As at least one reviewer has pointed out, The Imitation Game is over-sentimentalized. The name of the primitive computer which Turing built to crack Enigma was not “Christopher.” The real Turing wasn’t that obvious about his affections for his dead love. But apparently he did stay in touch with Christopher’s parents, and friends said he never considered himself to be in love again.
Some slight over-dramatization of Joan Clarke’s realization that she was engaged to a gay man was also present. From what I’ve read, Clarke knew before Turing proposed that he was gay, and was not fazed by the fact.
Further, whether or not Turing’s death was a suicide has been debated. He died of cyanide poisoning, but, as Turing himself points out early in the film, it is possible to accidentally inhale a fatal dose of pure cyanide if you happen to be working with it.
Overly sentimental or not, this is an emotionally powerful film. It comments well on the pain that’s caused by people having to hide their sexuality. It shows what can be the cost of prudery. Chemical castration is still legal and still practiced, in the U.S. and other countries, despite the objections of civil liberties activists. True, in the U.S., it’s not ordered under law to “cure” homosexuals any more; but it’s a dubious practice, morally, in any case. And, outside the law, there are still groups trying to “cure” gay people of their sexuality. We’ve still got a long way to go.
Less universal, perhaps, but still important to me, is how the film illustrates that people of ability can be (and are) used by others. Cynically, I said to my son (who also works in the field) as we left the theater, “See? IT people have been shit on since the very first of us was hired.” Perhaps an inflammatory statement, and made half in jest. But only half. Scientists and technicians of all disciplines, as well as artists–I guess all geniuses–are often valued first for their abilities, less, and sometimes not at all, for their humanity. This was certainly true in Turing’s case. I came away from this film feeling no one (except his boyfriend and his fiancĂ©) gave a damn who the poor bastard was, only what he was, and only when he was needed.

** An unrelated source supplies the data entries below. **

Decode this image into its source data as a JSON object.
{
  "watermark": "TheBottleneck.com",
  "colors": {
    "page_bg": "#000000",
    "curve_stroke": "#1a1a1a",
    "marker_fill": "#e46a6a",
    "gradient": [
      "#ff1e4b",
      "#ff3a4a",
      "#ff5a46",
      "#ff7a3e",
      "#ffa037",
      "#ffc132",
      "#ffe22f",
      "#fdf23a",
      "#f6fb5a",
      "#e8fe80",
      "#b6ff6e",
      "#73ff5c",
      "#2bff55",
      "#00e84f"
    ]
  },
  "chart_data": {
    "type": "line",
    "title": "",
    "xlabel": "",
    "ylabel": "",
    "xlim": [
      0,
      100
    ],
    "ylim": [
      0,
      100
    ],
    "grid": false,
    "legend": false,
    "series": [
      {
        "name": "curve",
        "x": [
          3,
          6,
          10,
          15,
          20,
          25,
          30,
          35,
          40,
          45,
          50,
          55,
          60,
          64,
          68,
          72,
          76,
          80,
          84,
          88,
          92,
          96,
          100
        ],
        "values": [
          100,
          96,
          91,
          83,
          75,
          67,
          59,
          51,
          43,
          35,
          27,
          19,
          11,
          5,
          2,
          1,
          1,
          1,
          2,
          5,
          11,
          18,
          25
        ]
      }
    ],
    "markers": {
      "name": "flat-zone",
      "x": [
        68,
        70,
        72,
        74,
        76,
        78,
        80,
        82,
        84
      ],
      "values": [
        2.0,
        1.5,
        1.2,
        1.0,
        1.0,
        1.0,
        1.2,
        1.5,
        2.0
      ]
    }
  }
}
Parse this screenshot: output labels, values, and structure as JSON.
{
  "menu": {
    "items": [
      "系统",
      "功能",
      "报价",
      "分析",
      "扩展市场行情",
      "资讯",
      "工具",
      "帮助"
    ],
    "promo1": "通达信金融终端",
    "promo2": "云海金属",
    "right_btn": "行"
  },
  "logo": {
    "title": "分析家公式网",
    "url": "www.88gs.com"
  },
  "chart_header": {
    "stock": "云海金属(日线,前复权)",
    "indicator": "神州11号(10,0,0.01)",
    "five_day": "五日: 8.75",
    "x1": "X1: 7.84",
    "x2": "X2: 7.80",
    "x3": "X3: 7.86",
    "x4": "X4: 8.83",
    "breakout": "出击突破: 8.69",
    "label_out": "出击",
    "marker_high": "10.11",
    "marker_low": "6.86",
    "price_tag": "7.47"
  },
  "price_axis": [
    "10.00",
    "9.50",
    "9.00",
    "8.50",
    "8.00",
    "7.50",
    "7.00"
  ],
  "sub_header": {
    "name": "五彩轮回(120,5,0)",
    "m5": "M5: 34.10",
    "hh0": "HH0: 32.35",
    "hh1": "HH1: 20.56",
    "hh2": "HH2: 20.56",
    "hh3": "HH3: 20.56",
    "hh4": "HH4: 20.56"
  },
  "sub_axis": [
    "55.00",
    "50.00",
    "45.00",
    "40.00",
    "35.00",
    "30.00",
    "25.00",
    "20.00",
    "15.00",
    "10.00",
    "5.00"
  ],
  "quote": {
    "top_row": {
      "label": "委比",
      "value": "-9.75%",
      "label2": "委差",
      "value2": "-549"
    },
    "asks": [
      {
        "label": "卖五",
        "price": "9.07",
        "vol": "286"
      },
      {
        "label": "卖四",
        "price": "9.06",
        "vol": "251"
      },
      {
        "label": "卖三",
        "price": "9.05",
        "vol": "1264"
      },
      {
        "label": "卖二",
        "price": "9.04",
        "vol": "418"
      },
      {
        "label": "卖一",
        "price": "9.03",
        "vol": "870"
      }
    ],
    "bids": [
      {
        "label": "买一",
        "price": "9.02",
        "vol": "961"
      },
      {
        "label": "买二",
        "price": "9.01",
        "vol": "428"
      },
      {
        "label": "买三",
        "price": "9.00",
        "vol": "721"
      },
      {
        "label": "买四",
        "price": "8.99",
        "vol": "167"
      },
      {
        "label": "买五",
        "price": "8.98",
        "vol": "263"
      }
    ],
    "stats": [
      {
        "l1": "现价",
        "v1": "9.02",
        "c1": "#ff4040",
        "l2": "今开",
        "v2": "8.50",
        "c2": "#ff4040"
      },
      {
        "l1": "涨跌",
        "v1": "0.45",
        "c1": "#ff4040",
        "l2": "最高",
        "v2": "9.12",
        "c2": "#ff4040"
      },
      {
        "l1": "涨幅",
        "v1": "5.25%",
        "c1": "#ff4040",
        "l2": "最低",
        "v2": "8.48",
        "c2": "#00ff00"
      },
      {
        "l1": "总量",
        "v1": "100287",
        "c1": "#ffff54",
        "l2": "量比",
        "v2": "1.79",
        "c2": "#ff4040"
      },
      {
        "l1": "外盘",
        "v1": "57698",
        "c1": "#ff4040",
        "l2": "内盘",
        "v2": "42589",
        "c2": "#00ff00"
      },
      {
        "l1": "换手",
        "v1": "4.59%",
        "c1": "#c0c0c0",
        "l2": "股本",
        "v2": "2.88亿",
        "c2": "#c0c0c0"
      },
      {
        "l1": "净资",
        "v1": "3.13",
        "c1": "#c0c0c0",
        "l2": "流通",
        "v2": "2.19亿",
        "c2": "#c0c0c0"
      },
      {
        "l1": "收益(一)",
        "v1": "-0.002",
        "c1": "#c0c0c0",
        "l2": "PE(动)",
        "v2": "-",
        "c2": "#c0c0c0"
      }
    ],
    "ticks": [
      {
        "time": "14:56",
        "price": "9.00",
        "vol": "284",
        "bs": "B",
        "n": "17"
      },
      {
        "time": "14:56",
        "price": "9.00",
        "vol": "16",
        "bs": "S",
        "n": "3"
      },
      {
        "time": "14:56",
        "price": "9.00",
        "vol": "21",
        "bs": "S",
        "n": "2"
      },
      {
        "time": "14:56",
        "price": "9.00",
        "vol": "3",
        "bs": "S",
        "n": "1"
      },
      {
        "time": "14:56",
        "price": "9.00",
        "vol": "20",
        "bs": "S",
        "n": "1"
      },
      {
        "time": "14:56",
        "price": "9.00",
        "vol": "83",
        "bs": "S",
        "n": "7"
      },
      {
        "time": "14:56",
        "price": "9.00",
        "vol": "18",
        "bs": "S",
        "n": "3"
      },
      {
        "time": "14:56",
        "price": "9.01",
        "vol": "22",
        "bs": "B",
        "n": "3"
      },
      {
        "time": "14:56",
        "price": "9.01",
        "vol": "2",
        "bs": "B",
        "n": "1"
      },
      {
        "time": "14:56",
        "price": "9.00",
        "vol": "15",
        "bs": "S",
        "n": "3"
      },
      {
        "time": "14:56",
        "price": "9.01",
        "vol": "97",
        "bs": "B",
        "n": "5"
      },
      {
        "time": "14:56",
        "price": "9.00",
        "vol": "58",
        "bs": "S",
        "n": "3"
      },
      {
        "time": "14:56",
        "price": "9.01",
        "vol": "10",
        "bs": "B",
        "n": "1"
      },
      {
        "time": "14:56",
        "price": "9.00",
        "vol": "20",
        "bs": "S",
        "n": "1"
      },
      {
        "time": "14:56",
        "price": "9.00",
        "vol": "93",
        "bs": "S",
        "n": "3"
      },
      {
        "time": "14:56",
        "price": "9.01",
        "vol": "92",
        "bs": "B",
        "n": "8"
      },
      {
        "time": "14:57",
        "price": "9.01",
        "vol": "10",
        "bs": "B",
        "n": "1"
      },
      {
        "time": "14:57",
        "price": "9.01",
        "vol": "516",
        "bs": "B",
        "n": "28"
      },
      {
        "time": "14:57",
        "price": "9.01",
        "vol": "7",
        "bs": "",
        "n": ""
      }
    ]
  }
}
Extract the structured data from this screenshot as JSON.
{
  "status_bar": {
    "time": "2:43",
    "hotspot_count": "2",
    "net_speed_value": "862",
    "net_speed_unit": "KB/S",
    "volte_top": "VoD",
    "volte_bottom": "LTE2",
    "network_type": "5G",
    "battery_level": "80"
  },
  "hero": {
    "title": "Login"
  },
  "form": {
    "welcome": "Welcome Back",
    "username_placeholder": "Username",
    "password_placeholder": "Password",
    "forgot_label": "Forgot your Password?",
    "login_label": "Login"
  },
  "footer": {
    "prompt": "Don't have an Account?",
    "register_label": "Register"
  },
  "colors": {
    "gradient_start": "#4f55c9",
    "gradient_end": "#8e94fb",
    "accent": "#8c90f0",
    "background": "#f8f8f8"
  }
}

Parting thoughts: If you are a person who is keeping secrets, please find someone to share them with you. If something is hurting you, don’t suffer in silence. If you are a parent or have younger family members, be sure your children or young relatives know they can talk to you. One of the themes of this film was that it’s lucky to be weird, but it also hurts. Don’t let it hurt you, or anyone else, so much that it kills.